The ACLU's involvement lasted five years. Early on, they contacted some of the people they thought might have been sterilized. But, during some of these first encounters, they learned how devastating and humiliating the sterilizations had been to the victims, to their marriages, and to their lives overall. Sometimes the people did not actually know that they had been sterilized until the lawyers told them. Thereafter, the ACLU waited for people to contact them. Reporters found some of the victims and encouraged them to join in the suit. In the end, the victims received only small compensation from the state. They were given mental health counseling if they wanted it. But no formal apology ever came from the state, nor did financial awards or opportunities to have the surgeries reversed (where possible). Furthermore, Virginia's eugenic sterilization law was not found to be unconstitutional.

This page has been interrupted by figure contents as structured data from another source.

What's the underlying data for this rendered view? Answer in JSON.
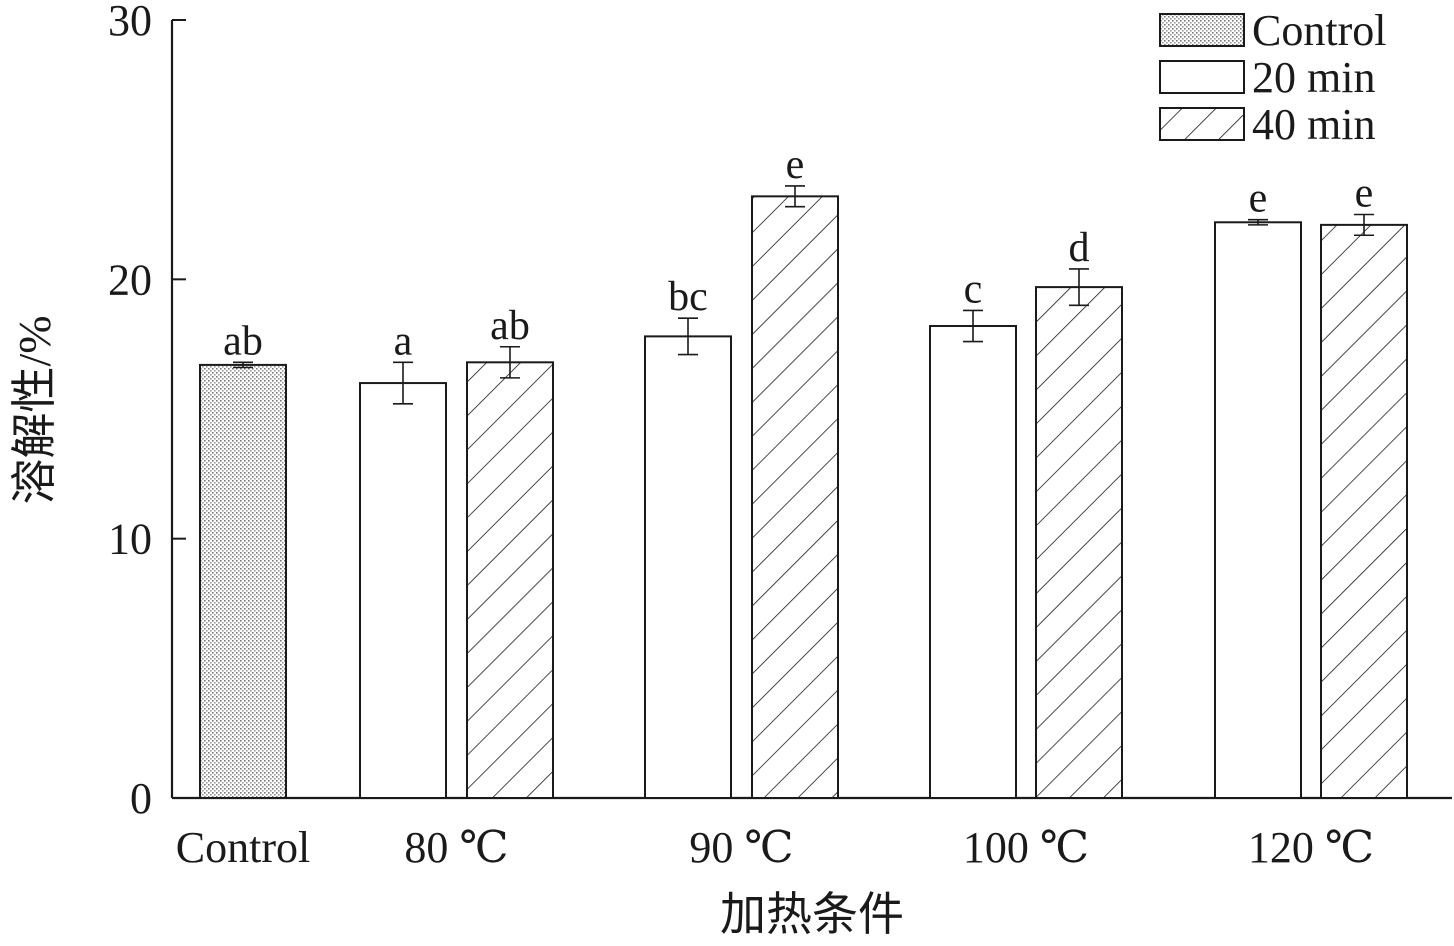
{
  "chart_data": {
    "type": "bar",
    "title": "",
    "xlabel": "加热条件",
    "ylabel": "溶解性/%",
    "ylim": [
      0,
      30
    ],
    "yticks": [
      "0",
      "10",
      "20",
      "30"
    ],
    "grid": false,
    "legend_position": "top-right",
    "groups": [
      {
        "label": "Control",
        "bars": [
          {
            "series": "Control",
            "value": 16.7,
            "error": 0.1,
            "sig": "ab"
          }
        ]
      },
      {
        "label": "80 ℃",
        "bars": [
          {
            "series": "20 min",
            "value": 16.0,
            "error": 0.8,
            "sig": "a"
          },
          {
            "series": "40 min",
            "value": 16.8,
            "error": 0.6,
            "sig": "ab"
          }
        ]
      },
      {
        "label": "90 ℃",
        "bars": [
          {
            "series": "20 min",
            "value": 17.8,
            "error": 0.7,
            "sig": "bc"
          },
          {
            "series": "40 min",
            "value": 23.2,
            "error": 0.4,
            "sig": "e"
          }
        ]
      },
      {
        "label": "100 ℃",
        "bars": [
          {
            "series": "20 min",
            "value": 18.2,
            "error": 0.6,
            "sig": "c"
          },
          {
            "series": "40 min",
            "value": 19.7,
            "error": 0.7,
            "sig": "d"
          }
        ]
      },
      {
        "label": "120 ℃",
        "bars": [
          {
            "series": "20 min",
            "value": 22.2,
            "error": 0.1,
            "sig": "e"
          },
          {
            "series": "40 min",
            "value": 22.1,
            "error": 0.4,
            "sig": "e"
          }
        ]
      }
    ],
    "legend": [
      {
        "name": "Control",
        "pattern": "dots"
      },
      {
        "name": "20 min",
        "pattern": "blank"
      },
      {
        "name": "40 min",
        "pattern": "hatch"
      }
    ]
  }
}
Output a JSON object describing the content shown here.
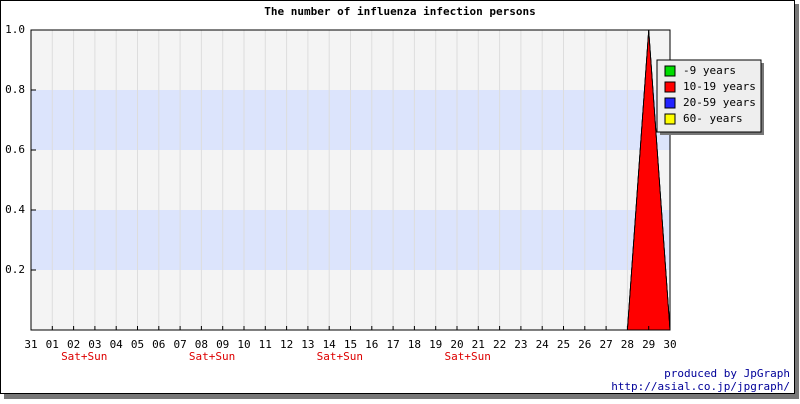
{
  "chart_data": {
    "type": "area",
    "stacked": true,
    "title": "The number of influenza infection persons",
    "categories": [
      "31",
      "01",
      "02",
      "03",
      "04",
      "05",
      "06",
      "07",
      "08",
      "09",
      "10",
      "11",
      "12",
      "13",
      "14",
      "15",
      "16",
      "17",
      "18",
      "19",
      "20",
      "21",
      "22",
      "23",
      "24",
      "25",
      "26",
      "27",
      "28",
      "29",
      "30"
    ],
    "series": [
      {
        "name": "-9 years",
        "color": "#00dd00",
        "values": [
          0,
          0,
          0,
          0,
          0,
          0,
          0,
          0,
          0,
          0,
          0,
          0,
          0,
          0,
          0,
          0,
          0,
          0,
          0,
          0,
          0,
          0,
          0,
          0,
          0,
          0,
          0,
          0,
          0,
          0,
          0
        ]
      },
      {
        "name": "10-19 years",
        "color": "#ff0000",
        "values": [
          0,
          0,
          0,
          0,
          0,
          0,
          0,
          0,
          0,
          0,
          0,
          0,
          0,
          0,
          0,
          0,
          0,
          0,
          0,
          0,
          0,
          0,
          0,
          0,
          0,
          0,
          0,
          0,
          0,
          1,
          0
        ]
      },
      {
        "name": "20-59 years",
        "color": "#2222ff",
        "values": [
          0,
          0,
          0,
          0,
          0,
          0,
          0,
          0,
          0,
          0,
          0,
          0,
          0,
          0,
          0,
          0,
          0,
          0,
          0,
          0,
          0,
          0,
          0,
          0,
          0,
          0,
          0,
          0,
          0,
          0,
          0
        ]
      },
      {
        "name": "60- years",
        "color": "#ffff00",
        "values": [
          0,
          0,
          0,
          0,
          0,
          0,
          0,
          0,
          0,
          0,
          0,
          0,
          0,
          0,
          0,
          0,
          0,
          0,
          0,
          0,
          0,
          0,
          0,
          0,
          0,
          0,
          0,
          0,
          0,
          0,
          0
        ]
      }
    ],
    "ylim": [
      0,
      1
    ],
    "yticks": [
      0.2,
      0.4,
      0.6,
      {
        "value": 0.8,
        "label": "0.8"
      },
      {
        "value": 1,
        "label": "1.0"
      }
    ],
    "grid": true,
    "legend_position": "top-right",
    "weekends": [
      {
        "label": "Sat+Sun",
        "days": [
          "02",
          "03"
        ]
      },
      {
        "label": "Sat+Sun",
        "days": [
          "08",
          "09"
        ]
      },
      {
        "label": "Sat+Sun",
        "days": [
          "14",
          "15"
        ]
      },
      {
        "label": "Sat+Sun",
        "days": [
          "20",
          "21"
        ]
      }
    ],
    "credits": [
      "produced by JpGraph",
      "http://asial.co.jp/jpgraph/"
    ]
  }
}
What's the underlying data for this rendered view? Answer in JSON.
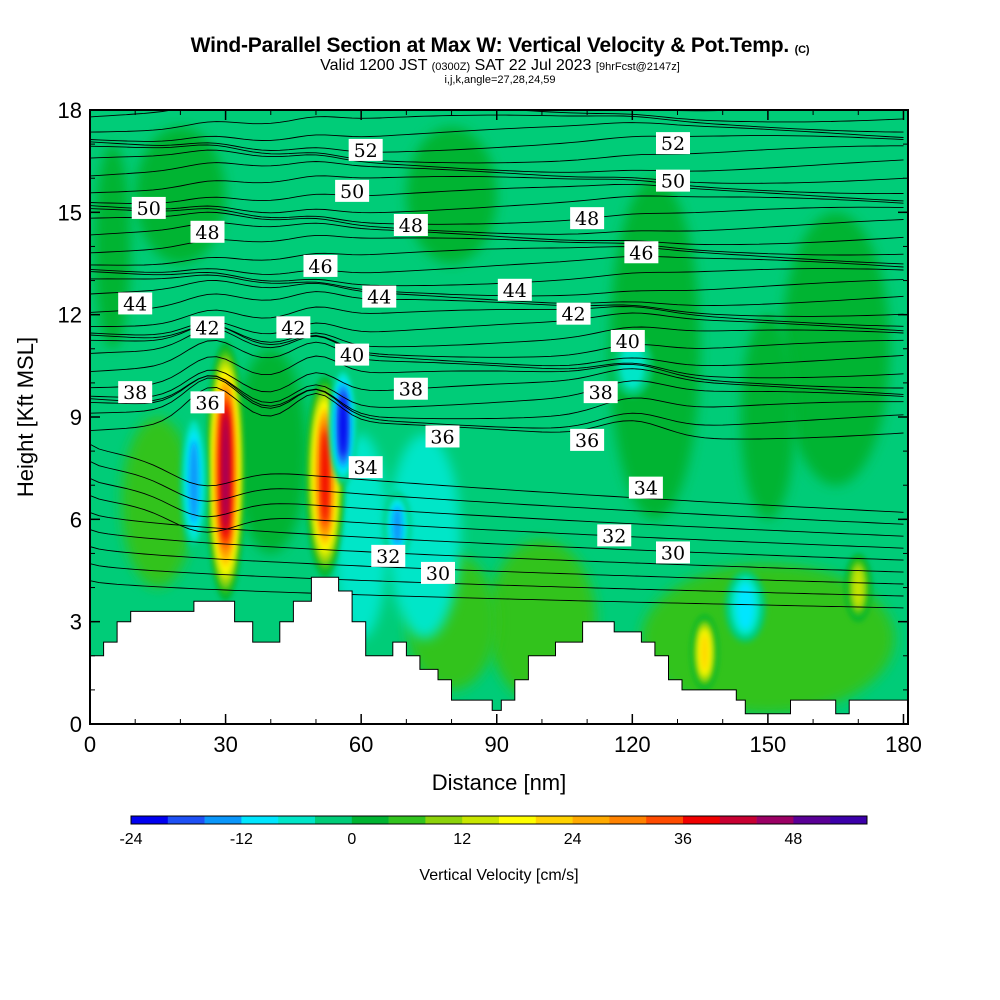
{
  "header": {
    "title": "Wind-Parallel Section at Max W: Vertical Velocity & Pot.Temp.",
    "copyright": "(C)",
    "valid_prefix": "Valid 1200 JST",
    "valid_utc": "(0300Z)",
    "valid_date": "SAT 22 Jul 2023",
    "forecast": "[9hrFcst@2147z]",
    "indices": "i,j,k,angle=27,28,24,59"
  },
  "chart_data": {
    "type": "heatmap",
    "title": "Wind-Parallel Section at Max W: Vertical Velocity & Pot.Temp.",
    "xlabel": "Distance [nm]",
    "ylabel": "Height [Kft MSL]",
    "xlim": [
      0,
      181
    ],
    "ylim": [
      0,
      18
    ],
    "xticks": [
      0,
      30,
      60,
      90,
      120,
      150,
      180
    ],
    "yticks": [
      0,
      3,
      6,
      9,
      12,
      15,
      18
    ],
    "colorbar": {
      "title": "Vertical Velocity [cm/s]",
      "ticks": [
        -24,
        -12,
        0,
        12,
        24,
        36,
        48
      ],
      "range": [
        -24,
        56
      ],
      "step": 4,
      "colors": [
        "#0000f0",
        "#1e50f5",
        "#0a96fa",
        "#00e6ff",
        "#00e6c8",
        "#00cc78",
        "#00b432",
        "#32c31e",
        "#8cd20a",
        "#c8e600",
        "#ffff00",
        "#ffd200",
        "#ffaa00",
        "#ff8200",
        "#ff4b00",
        "#f00000",
        "#c80032",
        "#9b0064",
        "#5a0096",
        "#3c00aa"
      ]
    },
    "terrain": [
      [
        0,
        2.0
      ],
      [
        3,
        2.0
      ],
      [
        3,
        2.4
      ],
      [
        6,
        2.4
      ],
      [
        6,
        3.0
      ],
      [
        9,
        3.0
      ],
      [
        9,
        3.3
      ],
      [
        23,
        3.3
      ],
      [
        23,
        3.6
      ],
      [
        32,
        3.6
      ],
      [
        32,
        3.0
      ],
      [
        36,
        3.0
      ],
      [
        36,
        2.4
      ],
      [
        42,
        2.4
      ],
      [
        42,
        3.0
      ],
      [
        45,
        3.0
      ],
      [
        45,
        3.6
      ],
      [
        49,
        3.6
      ],
      [
        49,
        4.3
      ],
      [
        55,
        4.3
      ],
      [
        55,
        3.9
      ],
      [
        58,
        3.9
      ],
      [
        58,
        3.0
      ],
      [
        61,
        3.0
      ],
      [
        61,
        2.0
      ],
      [
        67,
        2.0
      ],
      [
        67,
        2.4
      ],
      [
        70,
        2.4
      ],
      [
        70,
        2.0
      ],
      [
        73,
        2.0
      ],
      [
        73,
        1.6
      ],
      [
        77,
        1.6
      ],
      [
        77,
        1.3
      ],
      [
        80,
        1.3
      ],
      [
        80,
        0.7
      ],
      [
        89,
        0.7
      ],
      [
        89,
        0.4
      ],
      [
        91,
        0.4
      ],
      [
        91,
        0.7
      ],
      [
        94,
        0.7
      ],
      [
        94,
        1.3
      ],
      [
        97,
        1.3
      ],
      [
        97,
        2.0
      ],
      [
        103,
        2.0
      ],
      [
        103,
        2.4
      ],
      [
        109,
        2.4
      ],
      [
        109,
        3.0
      ],
      [
        116,
        3.0
      ],
      [
        116,
        2.7
      ],
      [
        122,
        2.7
      ],
      [
        122,
        2.4
      ],
      [
        125,
        2.4
      ],
      [
        125,
        2.0
      ],
      [
        128,
        2.0
      ],
      [
        128,
        1.3
      ],
      [
        131,
        1.3
      ],
      [
        131,
        1.0
      ],
      [
        143,
        1.0
      ],
      [
        143,
        0.7
      ],
      [
        145,
        0.7
      ],
      [
        145,
        0.3
      ],
      [
        155,
        0.3
      ],
      [
        155,
        0.7
      ],
      [
        165,
        0.7
      ],
      [
        165,
        0.3
      ],
      [
        168,
        0.3
      ],
      [
        168,
        0.7
      ],
      [
        181,
        0.7
      ]
    ],
    "vertical_velocity_features": [
      {
        "x": 30,
        "ymin": 3.6,
        "ymax": 11.2,
        "peak": 48
      },
      {
        "x": 52,
        "ymin": 4.3,
        "ymax": 10.2,
        "peak": 40
      },
      {
        "x": 56,
        "ymin": 7.0,
        "ymax": 10.5,
        "peak": -24
      },
      {
        "x": 23,
        "ymin": 5.0,
        "ymax": 9.2,
        "peak": -16
      },
      {
        "x": 68,
        "ymin": 4.8,
        "ymax": 6.8,
        "peak": -16
      },
      {
        "x": 120,
        "ymin": 9.6,
        "ymax": 11.4,
        "peak": -6
      },
      {
        "x": 136,
        "ymin": 1.0,
        "ymax": 3.2,
        "peak": 24
      },
      {
        "x": 170,
        "ymin": 3.0,
        "ymax": 5.0,
        "peak": 16
      },
      {
        "x": 145,
        "ymin": 2.4,
        "ymax": 4.5,
        "peak": -12
      }
    ],
    "potential_temperature_labels": [
      {
        "v": "52",
        "x": 61,
        "y": 16.8
      },
      {
        "v": "52",
        "x": 129,
        "y": 17.0
      },
      {
        "v": "50",
        "x": 13,
        "y": 15.1
      },
      {
        "v": "50",
        "x": 58,
        "y": 15.6
      },
      {
        "v": "50",
        "x": 129,
        "y": 15.9
      },
      {
        "v": "48",
        "x": 26,
        "y": 14.4
      },
      {
        "v": "48",
        "x": 71,
        "y": 14.6
      },
      {
        "v": "48",
        "x": 110,
        "y": 14.8
      },
      {
        "v": "46",
        "x": 51,
        "y": 13.4
      },
      {
        "v": "46",
        "x": 122,
        "y": 13.8
      },
      {
        "v": "44",
        "x": 10,
        "y": 12.3
      },
      {
        "v": "44",
        "x": 64,
        "y": 12.5
      },
      {
        "v": "44",
        "x": 94,
        "y": 12.7
      },
      {
        "v": "42",
        "x": 26,
        "y": 11.6
      },
      {
        "v": "42",
        "x": 45,
        "y": 11.6
      },
      {
        "v": "42",
        "x": 107,
        "y": 12.0
      },
      {
        "v": "40",
        "x": 58,
        "y": 10.8
      },
      {
        "v": "40",
        "x": 119,
        "y": 11.2
      },
      {
        "v": "38",
        "x": 10,
        "y": 9.7
      },
      {
        "v": "38",
        "x": 71,
        "y": 9.8
      },
      {
        "v": "38",
        "x": 113,
        "y": 9.7
      },
      {
        "v": "36",
        "x": 26,
        "y": 9.4
      },
      {
        "v": "36",
        "x": 78,
        "y": 8.4
      },
      {
        "v": "36",
        "x": 110,
        "y": 8.3
      },
      {
        "v": "34",
        "x": 61,
        "y": 7.5
      },
      {
        "v": "34",
        "x": 123,
        "y": 6.9
      },
      {
        "v": "32",
        "x": 66,
        "y": 4.9
      },
      {
        "v": "32",
        "x": 116,
        "y": 5.5
      },
      {
        "v": "30",
        "x": 77,
        "y": 4.4
      },
      {
        "v": "30",
        "x": 129,
        "y": 5.0
      }
    ]
  }
}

As the courts debated the case, several groups fought against Carrie's pending sterilization. The case eventually wound up in the United States Supreme Court, which decided in 1927 in an 8:1 vote to uphold the Virginia decision to sterilize Carrie. The majority opinion in Buck v. Bell
(Bell was chief physician at the Lynchburg hospital at the time that Carrie was sterilized) was written by Oliver Wendell Holmes and included the famous statement: "Three generations of imbeciles are enough." According to these justices, it was okay under the law to sterilize the socially 'inadequate.'
The three generations Holmes referred to were Carrie, Carrie's mother (Emma), and Carrie's child (Vivian). Emma had several illegitimate children in addition to Carrie, and, according to one commentator, her "deviance was social and sexual; the charge of imbecility was a cover-up ?" Vivian was born in 1924 and was an infant at the time of the hearings. A social worker who examined the seven-month-old baby testified in court-"There is a look about it that is not quite normal, but just what it is, I can't tell." That was the evidence for Vivian's 'imbecility.' When, years later, investigators looked back at Vivian's elementary school report cards, they discovered that she was a good child and an average student-not an 'imbecile' at all.